Strong Female Character | An Excerpt from the Narrative & Biography Category
January 18, 2024
A memoir as hilarious as it is heartbreaking, Strong Female Character is both a remarkable coming-of-age tale and a dark but poignant tribute to life at the intersection of womanhood and neurodiversity.
A couple of times a week I’d have long phone chats with my dad as he commuted the two hours back home from his job in London. It was on one of these phone calls that I told him something I had dreaded bringing up since I’d found out a few days before.
‘So I got diagnosed with autism on Tuesday.’
‘Who told you that?’ His tone implied disbelief.
‘A doctor at the Lorna Wing Centre who specializes in diagnosing adult women with autism,’ I said, already irritated that he thought someone had just mentioned it in passing or that I’d done an online quiz.
‘Oh right. Traffic in London’s mental, eh?’
(One time my granda had had his leg amputated and Dad mentioned it as breezily as you would if you were making small talk about the weather: ‘Granda’s in hospital and we think he’s getting his leg cut off.’ This was followed by a call the next day with a matter-of-fact ‘Well, Granda’s deid.’)
I paced back and forth around the kitchen trying to keep my cool, my phone still pressed to my face.
‘You know, I actually had a dream where I told you about the diagnosis and you were so uncharacteristically compassionate and nice about it that I woke myself up laughing.’

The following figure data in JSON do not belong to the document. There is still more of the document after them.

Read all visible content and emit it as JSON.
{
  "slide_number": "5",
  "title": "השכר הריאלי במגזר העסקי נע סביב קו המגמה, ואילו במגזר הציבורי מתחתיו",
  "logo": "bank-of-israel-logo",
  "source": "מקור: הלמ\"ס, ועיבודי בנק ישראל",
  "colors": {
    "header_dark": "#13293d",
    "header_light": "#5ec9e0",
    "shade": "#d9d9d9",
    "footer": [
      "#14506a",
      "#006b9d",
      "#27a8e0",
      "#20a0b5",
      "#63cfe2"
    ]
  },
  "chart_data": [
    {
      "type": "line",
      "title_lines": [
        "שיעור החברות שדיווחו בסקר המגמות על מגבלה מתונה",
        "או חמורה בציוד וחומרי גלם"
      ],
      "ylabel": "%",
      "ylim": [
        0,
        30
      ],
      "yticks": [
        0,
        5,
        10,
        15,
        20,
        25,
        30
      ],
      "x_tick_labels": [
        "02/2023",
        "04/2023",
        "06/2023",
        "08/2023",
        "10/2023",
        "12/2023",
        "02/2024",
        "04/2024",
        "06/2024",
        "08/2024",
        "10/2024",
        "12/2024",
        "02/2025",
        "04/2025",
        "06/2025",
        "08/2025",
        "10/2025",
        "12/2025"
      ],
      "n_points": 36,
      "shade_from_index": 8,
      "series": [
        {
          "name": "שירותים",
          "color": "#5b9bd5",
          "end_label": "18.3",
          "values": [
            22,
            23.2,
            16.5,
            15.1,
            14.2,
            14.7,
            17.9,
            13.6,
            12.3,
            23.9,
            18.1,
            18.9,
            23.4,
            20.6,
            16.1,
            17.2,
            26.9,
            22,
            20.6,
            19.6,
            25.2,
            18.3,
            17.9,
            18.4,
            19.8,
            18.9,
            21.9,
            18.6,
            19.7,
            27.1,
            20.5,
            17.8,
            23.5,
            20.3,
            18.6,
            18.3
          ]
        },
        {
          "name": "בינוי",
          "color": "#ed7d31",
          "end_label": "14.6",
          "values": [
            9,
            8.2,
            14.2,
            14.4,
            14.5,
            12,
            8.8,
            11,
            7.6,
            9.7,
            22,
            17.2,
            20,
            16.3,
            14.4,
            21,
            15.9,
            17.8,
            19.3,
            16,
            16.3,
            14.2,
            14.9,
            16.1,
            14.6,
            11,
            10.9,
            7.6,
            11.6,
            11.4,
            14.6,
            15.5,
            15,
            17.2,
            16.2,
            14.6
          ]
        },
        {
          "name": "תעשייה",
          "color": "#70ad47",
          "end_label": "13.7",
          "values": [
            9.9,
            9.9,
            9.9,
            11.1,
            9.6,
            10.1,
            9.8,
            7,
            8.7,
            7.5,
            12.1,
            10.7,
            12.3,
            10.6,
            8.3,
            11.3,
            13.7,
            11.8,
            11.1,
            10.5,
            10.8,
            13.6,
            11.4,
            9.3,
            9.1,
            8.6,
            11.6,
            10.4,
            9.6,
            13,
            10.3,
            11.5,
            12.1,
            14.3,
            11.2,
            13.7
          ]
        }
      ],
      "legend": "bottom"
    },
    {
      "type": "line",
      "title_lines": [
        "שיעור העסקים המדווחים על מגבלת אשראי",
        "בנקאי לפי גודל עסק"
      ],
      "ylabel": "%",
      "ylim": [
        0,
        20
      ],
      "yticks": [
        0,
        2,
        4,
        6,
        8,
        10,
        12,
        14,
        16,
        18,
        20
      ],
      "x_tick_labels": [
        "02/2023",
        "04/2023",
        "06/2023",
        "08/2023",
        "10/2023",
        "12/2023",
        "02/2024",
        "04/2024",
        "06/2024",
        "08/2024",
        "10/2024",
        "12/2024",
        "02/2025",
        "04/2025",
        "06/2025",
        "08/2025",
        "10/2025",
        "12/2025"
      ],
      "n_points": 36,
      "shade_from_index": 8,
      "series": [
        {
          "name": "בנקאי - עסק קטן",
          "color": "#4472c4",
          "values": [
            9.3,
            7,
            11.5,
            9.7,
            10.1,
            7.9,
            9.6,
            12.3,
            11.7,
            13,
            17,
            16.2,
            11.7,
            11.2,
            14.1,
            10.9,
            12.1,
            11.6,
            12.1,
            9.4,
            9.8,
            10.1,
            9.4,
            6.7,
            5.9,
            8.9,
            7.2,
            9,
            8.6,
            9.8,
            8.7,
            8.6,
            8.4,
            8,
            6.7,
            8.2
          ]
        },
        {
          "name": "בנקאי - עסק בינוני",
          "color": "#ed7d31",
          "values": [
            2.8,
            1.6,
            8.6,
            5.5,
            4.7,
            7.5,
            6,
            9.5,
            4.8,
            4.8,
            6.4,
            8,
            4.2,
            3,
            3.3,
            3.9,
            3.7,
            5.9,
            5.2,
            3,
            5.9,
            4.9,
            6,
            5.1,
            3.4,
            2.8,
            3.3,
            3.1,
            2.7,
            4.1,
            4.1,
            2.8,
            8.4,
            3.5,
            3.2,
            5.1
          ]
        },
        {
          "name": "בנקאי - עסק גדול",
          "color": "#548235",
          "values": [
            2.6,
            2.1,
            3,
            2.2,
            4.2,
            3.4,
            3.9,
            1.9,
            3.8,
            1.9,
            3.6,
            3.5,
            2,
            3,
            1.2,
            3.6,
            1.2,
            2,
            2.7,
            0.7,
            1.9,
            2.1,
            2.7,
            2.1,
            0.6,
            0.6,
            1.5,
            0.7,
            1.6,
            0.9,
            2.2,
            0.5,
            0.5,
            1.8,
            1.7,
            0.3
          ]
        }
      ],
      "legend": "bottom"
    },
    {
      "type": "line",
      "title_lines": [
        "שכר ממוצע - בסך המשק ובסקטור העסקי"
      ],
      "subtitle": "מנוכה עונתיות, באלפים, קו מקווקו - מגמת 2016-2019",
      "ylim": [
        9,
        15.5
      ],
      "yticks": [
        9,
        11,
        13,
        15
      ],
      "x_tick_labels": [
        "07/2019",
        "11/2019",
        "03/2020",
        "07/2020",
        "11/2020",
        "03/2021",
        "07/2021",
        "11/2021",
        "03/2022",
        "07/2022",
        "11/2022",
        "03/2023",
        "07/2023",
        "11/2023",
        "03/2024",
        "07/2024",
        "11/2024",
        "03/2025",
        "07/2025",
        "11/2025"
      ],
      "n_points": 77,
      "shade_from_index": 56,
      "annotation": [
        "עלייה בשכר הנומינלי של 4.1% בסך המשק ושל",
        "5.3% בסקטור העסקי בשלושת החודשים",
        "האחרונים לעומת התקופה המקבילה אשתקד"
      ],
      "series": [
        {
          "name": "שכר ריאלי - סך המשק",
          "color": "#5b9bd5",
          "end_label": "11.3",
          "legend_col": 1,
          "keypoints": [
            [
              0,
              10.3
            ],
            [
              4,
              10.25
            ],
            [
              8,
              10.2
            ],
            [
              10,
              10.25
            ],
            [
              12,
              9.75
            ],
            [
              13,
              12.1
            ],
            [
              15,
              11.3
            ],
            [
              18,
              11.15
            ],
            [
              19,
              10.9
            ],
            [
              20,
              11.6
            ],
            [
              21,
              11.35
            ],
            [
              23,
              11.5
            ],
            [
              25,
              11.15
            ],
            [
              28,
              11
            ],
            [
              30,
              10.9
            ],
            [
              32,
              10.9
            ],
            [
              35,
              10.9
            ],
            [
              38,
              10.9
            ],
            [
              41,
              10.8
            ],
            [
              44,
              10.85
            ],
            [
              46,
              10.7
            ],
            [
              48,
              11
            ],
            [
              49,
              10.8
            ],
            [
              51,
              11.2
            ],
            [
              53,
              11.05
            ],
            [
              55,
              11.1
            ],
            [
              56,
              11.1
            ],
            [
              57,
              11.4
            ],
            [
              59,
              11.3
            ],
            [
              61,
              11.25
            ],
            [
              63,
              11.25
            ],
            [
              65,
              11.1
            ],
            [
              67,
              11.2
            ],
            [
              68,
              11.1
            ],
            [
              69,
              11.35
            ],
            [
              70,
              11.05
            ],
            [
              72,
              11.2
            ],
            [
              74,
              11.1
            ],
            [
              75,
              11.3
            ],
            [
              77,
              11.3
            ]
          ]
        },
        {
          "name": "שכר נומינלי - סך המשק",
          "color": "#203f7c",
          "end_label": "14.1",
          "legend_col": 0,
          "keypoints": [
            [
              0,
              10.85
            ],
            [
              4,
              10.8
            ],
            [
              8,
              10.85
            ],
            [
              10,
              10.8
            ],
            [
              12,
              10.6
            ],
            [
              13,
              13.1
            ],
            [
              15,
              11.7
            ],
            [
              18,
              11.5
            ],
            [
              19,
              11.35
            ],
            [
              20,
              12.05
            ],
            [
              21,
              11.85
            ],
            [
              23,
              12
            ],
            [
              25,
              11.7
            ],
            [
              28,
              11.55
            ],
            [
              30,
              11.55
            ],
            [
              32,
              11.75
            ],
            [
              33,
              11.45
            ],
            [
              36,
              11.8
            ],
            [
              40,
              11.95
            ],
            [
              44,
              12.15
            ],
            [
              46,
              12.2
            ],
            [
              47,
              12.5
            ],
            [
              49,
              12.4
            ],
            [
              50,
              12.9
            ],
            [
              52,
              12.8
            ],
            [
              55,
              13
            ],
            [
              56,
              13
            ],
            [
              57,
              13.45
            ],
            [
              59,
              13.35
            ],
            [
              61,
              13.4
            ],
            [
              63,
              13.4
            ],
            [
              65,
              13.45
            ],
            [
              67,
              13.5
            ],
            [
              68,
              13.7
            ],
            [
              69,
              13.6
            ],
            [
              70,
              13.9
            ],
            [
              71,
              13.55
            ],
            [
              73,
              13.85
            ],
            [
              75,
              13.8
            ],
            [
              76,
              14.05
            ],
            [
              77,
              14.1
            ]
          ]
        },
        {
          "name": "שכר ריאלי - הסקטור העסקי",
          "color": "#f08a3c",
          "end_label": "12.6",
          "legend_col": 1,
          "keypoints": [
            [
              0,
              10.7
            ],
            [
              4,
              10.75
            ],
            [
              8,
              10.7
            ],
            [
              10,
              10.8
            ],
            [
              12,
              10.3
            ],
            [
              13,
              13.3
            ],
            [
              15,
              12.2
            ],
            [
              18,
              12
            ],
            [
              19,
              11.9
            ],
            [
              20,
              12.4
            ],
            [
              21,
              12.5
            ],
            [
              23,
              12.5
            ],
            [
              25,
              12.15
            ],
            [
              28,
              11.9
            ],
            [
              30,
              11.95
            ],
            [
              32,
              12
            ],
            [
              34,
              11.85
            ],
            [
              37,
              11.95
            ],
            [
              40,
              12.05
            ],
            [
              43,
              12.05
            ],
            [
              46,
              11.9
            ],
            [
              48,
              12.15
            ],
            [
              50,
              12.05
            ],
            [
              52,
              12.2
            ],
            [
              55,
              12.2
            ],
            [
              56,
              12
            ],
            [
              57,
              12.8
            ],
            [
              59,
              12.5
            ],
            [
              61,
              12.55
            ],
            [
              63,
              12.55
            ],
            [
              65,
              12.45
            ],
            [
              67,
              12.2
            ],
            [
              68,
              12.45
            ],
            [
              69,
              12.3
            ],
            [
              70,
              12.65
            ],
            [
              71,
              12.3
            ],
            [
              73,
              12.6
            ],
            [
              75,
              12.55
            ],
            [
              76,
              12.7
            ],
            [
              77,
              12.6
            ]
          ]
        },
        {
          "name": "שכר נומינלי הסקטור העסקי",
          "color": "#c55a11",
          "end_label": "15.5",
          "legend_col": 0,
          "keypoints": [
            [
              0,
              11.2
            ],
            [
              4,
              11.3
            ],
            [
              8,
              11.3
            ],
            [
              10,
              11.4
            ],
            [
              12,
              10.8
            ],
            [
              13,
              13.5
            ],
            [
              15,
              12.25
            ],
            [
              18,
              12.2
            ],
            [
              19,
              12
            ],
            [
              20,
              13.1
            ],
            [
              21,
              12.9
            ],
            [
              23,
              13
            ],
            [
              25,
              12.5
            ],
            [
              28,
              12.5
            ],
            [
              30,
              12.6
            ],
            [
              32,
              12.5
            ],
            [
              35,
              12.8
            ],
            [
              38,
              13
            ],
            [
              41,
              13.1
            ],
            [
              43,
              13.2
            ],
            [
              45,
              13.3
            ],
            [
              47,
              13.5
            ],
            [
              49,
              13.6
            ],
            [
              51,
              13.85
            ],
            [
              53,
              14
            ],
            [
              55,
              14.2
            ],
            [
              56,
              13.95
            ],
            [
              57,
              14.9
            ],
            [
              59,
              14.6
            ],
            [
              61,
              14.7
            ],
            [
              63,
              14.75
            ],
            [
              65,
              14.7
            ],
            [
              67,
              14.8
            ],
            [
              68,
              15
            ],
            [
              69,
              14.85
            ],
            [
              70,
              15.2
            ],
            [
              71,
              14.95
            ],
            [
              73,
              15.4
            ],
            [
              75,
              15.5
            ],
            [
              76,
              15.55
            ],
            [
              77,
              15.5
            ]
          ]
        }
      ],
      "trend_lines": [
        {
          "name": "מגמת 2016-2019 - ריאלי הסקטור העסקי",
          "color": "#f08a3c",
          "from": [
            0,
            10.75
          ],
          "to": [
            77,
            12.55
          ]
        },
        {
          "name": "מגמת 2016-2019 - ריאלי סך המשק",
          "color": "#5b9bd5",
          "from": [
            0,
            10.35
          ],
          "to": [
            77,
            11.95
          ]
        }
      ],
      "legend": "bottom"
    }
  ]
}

‘Oh right. I had a dream that there weren’t enough blankets on the bed, and I asked Julie to put more on ’cause I was freezing.’
I began to load the dishwasher while he continued telling me about his dream, oblivious to my lack of interest. I waited for him to finish before I said: ‘Well, they say autism can be inherited from one parent, so I guess that’s answered the question of which one.’
‘Who? Your mother?’ he asked in earnest.
I slammed a knife into the dishwasher in frustration.
‘Are you kidding me? It’s you! It’s you, ya maniac! Have you ever noticed you’ve no ability to read social cues or people’s emotions?’
Dad and I were similar in that we’d both run into trouble at work for pointedly telling people when they were in the wrong. We both had odd ways of communicating.
I tried to picture his response. I knew he was driving calmly, glancing blankly at the satnav, totally unbothered by any of it.
Mildly, he added, ‘I dinnae even know what a f***ing social cue is.’
‘Right. Well, it’d be like if your daughter phones you up and says she’s just been diagnosed with autism, a normal person would go, “Oh, and what’s prompted you to get diagnosed? How do you feel? Are you okay?” You know? Any kind of response like that?’
I was shouting now. I liked talking to my dad because whereas I had to tiptoe around my mum’s unpredictable moods, I could shout at him and his emotional response would still be flatlining.
‘Well, I hope they went up and arrested your mother.’
I didn’t know why I kept putting the same information into this computer and waiting for a different output. He wasn’t capable of it.
‘Why would they do that? Mum’s feeling guilty about it, about how yous never got me help when I was younger.’
‘She’s the bloody autistic one!’ Dad is now throwing the word around joyfully, like a child who’s discovered a new swear word.
‘I don’t think so. She’s had a pretty normal, human response about the whole thing and been dead helpful.’
‘Right,’ he said, sounding distracted. I could tell from the change in tone he was checking his texts.
Actually, Mum had been crying a lot since taking part in the assessment. She was full of guilt and had been going over and over how obvious my autistic traits were: like not wanting to be held or cuddled as a baby; or having special interests, such as teaching myself Danish when I was eight; or having violent meltdowns over the sensation of my own clothes on my skin. She felt bad the signs hadn’t just been missed but were viewed as me being deliberately difficult. Growing up, I’d been told repeatedly that I was very, very clever but also very, very bad—and yet neither of my parents understood why I now enjoyed doing a job that involved people alternately cheering or booing at me.
‘I’m still waiting for you to say one normal thing about this, Dad. There’s still time.’
I could hear the cogs turning in his brain on the other end of the phone while watching the satnav.
There was a pause.
‘. . . What did you have for dinner tonight?’ he offered.
I leaned my forehead on a kitchen cupboard, opening and closing a drawer I’d smashed repeatedly over the years and had never been right since.